The CDC initiated the foreclosure on the fire station property 18 months ago, according to CDC Executive Director Fred Delk.
“The economy definitely took a toll on that (2008) development, but (the CDC) got to a point where (it) had to do something because so many payments had been missed, and the terms of the mortgage were not being lived up to,” Delk said. “So we hope it resolves itself successfully in the future.”
How far into the future that happens to be, Delk said, is anyone’s guess.
“I’ve learned over the years not to speculate in any way about time frames when it comes to court cases,” he said. “There’s just no telling how long the foreclosure process could drag on. It could be months; it could be years.

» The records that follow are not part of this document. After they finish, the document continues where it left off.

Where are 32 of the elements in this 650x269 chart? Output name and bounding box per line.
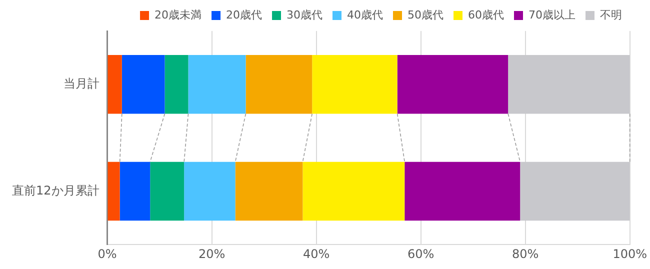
y-tick-label: 当月計 [63,76,100,91]
legend-label: 20歳代 [226,8,262,22]
legend-label: 60歳代 [468,8,504,22]
bar [120,162,150,221]
bar [397,55,508,114]
legend-label: 30歳代 [286,8,323,22]
bar [150,162,184,221]
x-tick-label: 20% [198,246,226,261]
bar [246,55,312,114]
bar [404,162,520,221]
bar [302,162,405,221]
legend-label: 不明 [600,8,622,22]
bar [520,162,630,221]
bar [508,55,630,114]
y-tick-label: 直前12か月累計 [12,183,100,198]
bar [108,55,122,114]
x-tick-label: 40% [302,246,330,261]
x-tick-label: 80% [512,246,539,261]
bar [164,55,188,114]
legend-label: 70歳以上 [528,8,576,22]
legend-label: 20歳未満 [154,8,202,22]
bar [108,162,120,221]
bar [184,162,236,221]
x-tick-label: 100% [612,246,648,261]
legend-label: 50歳代 [408,8,444,22]
x-tick-label: 0% [98,246,117,261]
x-tick-label: 60% [407,246,434,261]
bar [312,55,398,114]
bar [188,55,246,114]
bar [122,55,165,114]
bar [235,162,303,221]
legend-label: 40歳代 [347,8,384,22]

“All I know is the court systems move slow; it’s still there; and it’s going to be there for a while.”
Delk conceded that the lack of development over a period of many years has been frustrating.
“It’s a real shame that you have a beautiful historic building in the heart of the Vista, just a block from the State House and a block from the (Columbia Metropolitan) Convention Center, sitting there empty year after year after year. Something has to change,” Delk said.
Delk didn’t immediately respond to The Nerve’s questions about how much the foreclosure lawsuit has cost taxpayers to date or how much the CDC pays annually in maintenance costs for the fire station,
For Rickenmann, that change needs to be in the ownership itself.
“I think (Prioreschi) had good intentions, but maybe bit off more than he could chew,” Rickenmann said. “He had it, and it just seems like he couldn’t get it done. It’s time to give someone else a chance to make something happen. It’s long past time something did.”